Of course his quest to make the team probably got easier when Don Carey pulled up on a special teams play with a bum hamstring. He hobbled off the field slowly. After the game I saw Carey and he was limping noticeably, walking almost like Redd Foxx playing Fred Sanford. With DeJon Gomes already wounded with his neck injury, Couplin could wind up being the third safety almost by default.
He and Isa Abdul Quddus (IAQ) deserve those reserve safety spots. IAQ was near the ball a lot in this game, including two dropped potential INTs. Both were tough plays but could have been made, though it shows his instincts that he was close enough to be in position to potentially make them. IAQ did matador a tackle on special teams, however.
–George Johnson continues to prove he not only deserves to make the team, but he should probably be the 3rd DE ahead of Devin Taylor. He’s not as speedy turning the corner or crafty, but watching him play calls to mind the young Jared Allen. Seriously.

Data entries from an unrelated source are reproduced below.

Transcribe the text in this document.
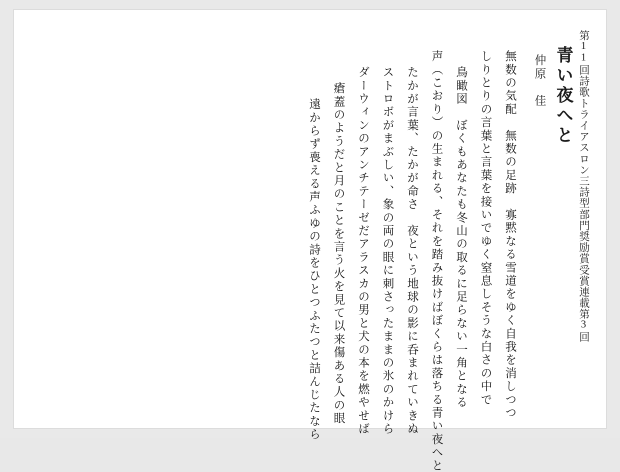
第11回詩歌トライアスロン三詩型部門奨励賞受賞連載第3回
青い夜へと
仲原　佳
無数の気配　無数の足跡　寡黙なる雪道をゆく自我を消しつつ
しりとりの言葉と言葉を接いでゆく窒息しそうな白さの中で
鳥瞰図　ぼくもあなたも冬山の取るに足らない一角となる
声（こおり）の生まれる、それを踏み抜けばぼくらは落ちる青い夜へと
たかが言葉、たかが命さ　夜という地球の影に呑まれていきぬ
ストロボがまぶしい、象の両の眼に刺さったままの氷のかけら
ダーウィンのアンチテーゼだアラスカの男と犬の本を燃やせば
瘡蓋のようだと月のことを言う火を見て以来傷ある人の眼
遠からず喪える声ふゆの詩をひとつふたつと詰んじたなら
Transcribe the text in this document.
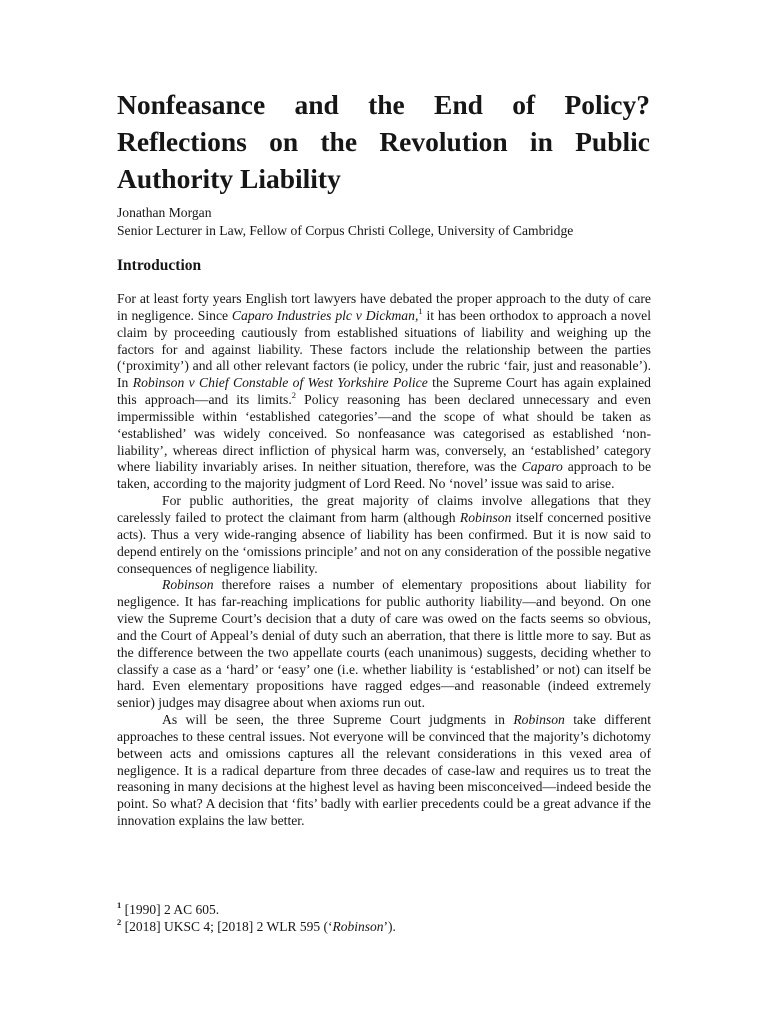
Nonfeasance and the End of Policy? Reflections on the Revolution in Public Authority Liability
Jonathan Morgan
Senior Lecturer in Law, Fellow of Corpus Christi College, University of Cambridge
Introduction

For at least forty years English tort lawyers have debated the proper approach to the duty of care in negligence. Since Caparo Industries plc v Dickman,$^1$ it has been orthodox to approach a novel claim by proceeding cautiously from established situations of liability and weighing up the factors for and against liability. These factors include the relationship between the parties (‘proximity’) and all other relevant factors (ie policy, under the rubric ‘fair, just and reasonable’). In Robinson v Chief Constable of West Yorkshire Police the Supreme Court has again explained this approach—and its limits.$^2$ Policy reasoning has been declared unnecessary and even impermissible within ‘established categories’—and the scope of what should be taken as ‘established’ was widely conceived. So nonfeasance was categorised as established ‘non-liability’, whereas direct infliction of physical harm was, conversely, an ‘established’ category where liability invariably arises. In neither situation, therefore, was the Caparo approach to be taken, according to the majority judgment of Lord Reed. No ‘novel’ issue was said to arise.

For public authorities, the great majority of claims involve allegations that they carelessly failed to protect the claimant from harm (although Robinson itself concerned positive acts). Thus a very wide-ranging absence of liability has been confirmed. But it is now said to depend entirely on the ‘omissions principle’ and not on any consideration of the possible negative consequences of negligence liability.

Robinson therefore raises a number of elementary propositions about liability for negligence. It has far-reaching implications for public authority liability—and beyond. On one view the Supreme Court’s decision that a duty of care was owed on the facts seems so obvious, and the Court of Appeal’s denial of duty such an aberration, that there is little more to say. But as the difference between the two appellate courts (each unanimous) suggests, deciding whether to classify a case as a ‘hard’ or ‘easy’ one (i.e. whether liability is ‘established’ or not) can itself be hard. Even elementary propositions have ragged edges—and reasonable (indeed extremely senior) judges may disagree about when axioms run out.

As will be seen, the three Supreme Court judgments in Robinson take different approaches to these central issues. Not everyone will be convinced that the majority’s dichotomy between acts and omissions captures all the relevant considerations in this vexed area of negligence. It is a radical departure from three decades of case-law and requires us to treat the reasoning in many decisions at the highest level as having been misconceived—indeed beside the point. So what? A decision that ‘fits’ badly with earlier precedents could be a great advance if the innovation explains the law better.

$^1$ [1990] 2 AC 605.
$^2$ [2018] UKSC 4; [2018] 2 WLR 595 (‘Robinson’).
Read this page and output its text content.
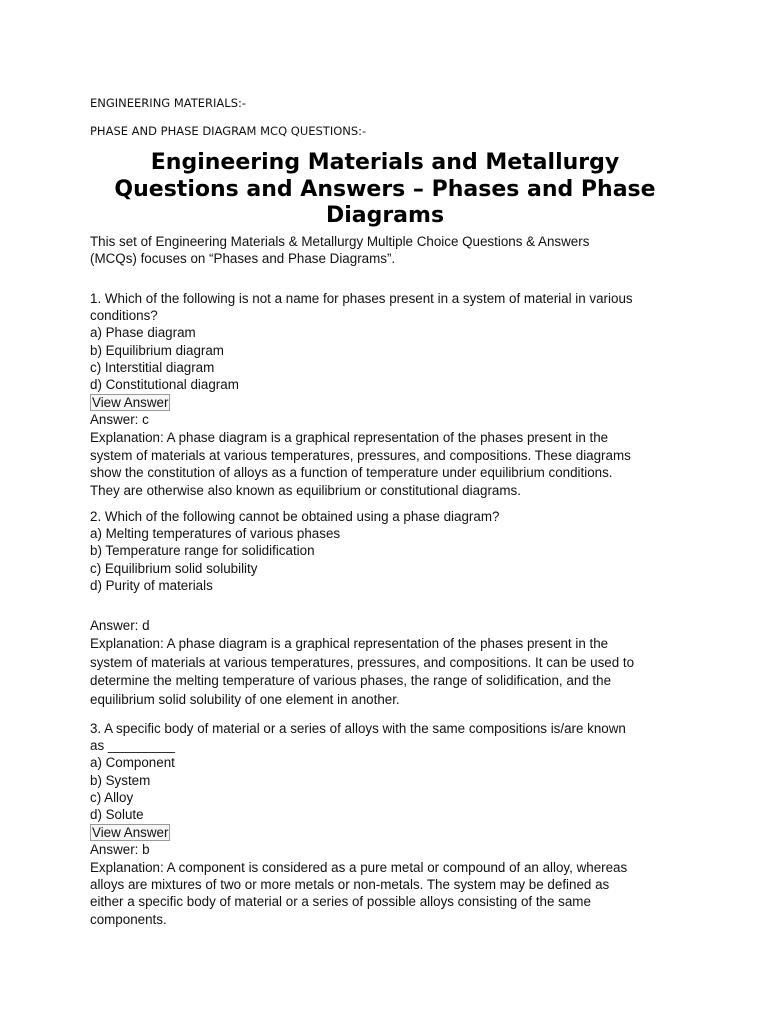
ENGINEERING MATERIALS:-
PHASE AND PHASE DIAGRAM MCQ QUESTIONS:-
Engineering Materials and Metallurgy
Questions and Answers – Phases and Phase
Diagrams
This set of Engineering Materials & Metallurgy Multiple Choice Questions & Answers
(MCQs) focuses on “Phases and Phase Diagrams”.
1. Which of the following is not a name for phases present in a system of material in various
conditions?
a) Phase diagram
b) Equilibrium diagram
c) Interstitial diagram
d) Constitutional diagram
View Answer
Answer: c
Explanation: A phase diagram is a graphical representation of the phases present in the
system of materials at various temperatures, pressures, and compositions. These diagrams
show the constitution of alloys as a function of temperature under equilibrium conditions.
They are otherwise also known as equilibrium or constitutional diagrams.
2. Which of the following cannot be obtained using a phase diagram?
a) Melting temperatures of various phases
b) Temperature range for solidification
c) Equilibrium solid solubility
d) Purity of materials
Answer: d
Explanation: A phase diagram is a graphical representation of the phases present in the
system of materials at various temperatures, pressures, and compositions. It can be used to
determine the melting temperature of various phases, the range of solidification, and the
equilibrium solid solubility of one element in another.
3. A specific body of material or a series of alloys with the same compositions is/are known
as _________
a) Component
b) System
c) Alloy
d) Solute
View Answer
Answer: b
Explanation: A component is considered as a pure metal or compound of an alloy, whereas
alloys are mixtures of two or more metals or non-metals. The system may be defined as
either a specific body of material or a series of possible alloys consisting of the same
components.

–I don’t know what has happened with LaAdrian Waddle, but he’s not the same player he was last year. Corey Hilliard is the better option at right tackle right now. Waddle isn’t getting the arm extension he needs, and he’s not sinking his hips to generate power as well as he did a year ago as an undrafted rookie sensation. Hilliard did a good job sealing the edge on the two long Bush runs, one of which was called back by a (deserved) Pettigrew hold.
–Travis Swanson played better. He still had one bad shotgun snap, which Dan Orlovsky (impressive once again) stabbed with one hand below his knees, but he held up much better against Jacksonville than he did in Oakland.
–My lovely wife Julie will verify this: I said just before the attempt that if Giorgio Tavecchio nails the 52-yard FG he wins the kicking job right there. Instead he badly missed it, and that has to weigh heavily in the other direction now. Nate Freese offers a significantly more likely chance to make that range of kick. Also in Freese’s favor: after the game in the player/family reception area, he was very nice to my wide-eyed son, impressed that he was recognized by a young fan.
–George Winn probably fumbled away his chance to make the final 53-man roster, though when Mikel Leshoure did the same in the red zone it breathed life back in the Winn camp. One conclusion I’m more than willing to declare: both are well ahead of Montell Owens in the quest for that final one backfield spot. Yes, I do believe it’s just one of the three that makes it…because the team is going to keep an extra DE and six WRs instead of the projected five.
–Cassius Vaughn quietly had a nice game. He’s the only Lions corner who seems to have mastered the illegal contact rules, in part because he’s excellent at attacking the receiver within the first two steps and then releasing and reacting instead of continuing to try and manipulate.
–As I mentioned above, I got to take my family to the player reception area after the game. It’s a very unique and different way to see the players. For my kids, it was the thrill of the summer. My 9-year old son got to meet several players, including Ziggy Ansah and Glover Quin. He was so happy to meet Quin, a former Houston Texan, as my boy remains loyal to the Texans after spending three years there.
My daughter thought it was pretty cool to see the players’ kids, most of whom were in a sleepy daze and more than ready to see daddy and go home. My wife marveled at the size of some of the players; we are volleyball players so the tall people we encounter (including ourselves) are typically slim, but the players are so much thicker and bulkier in comparison. We both marveled at Kyle Van Noy’s girlfriend, who was dressed like it was a red carpet event.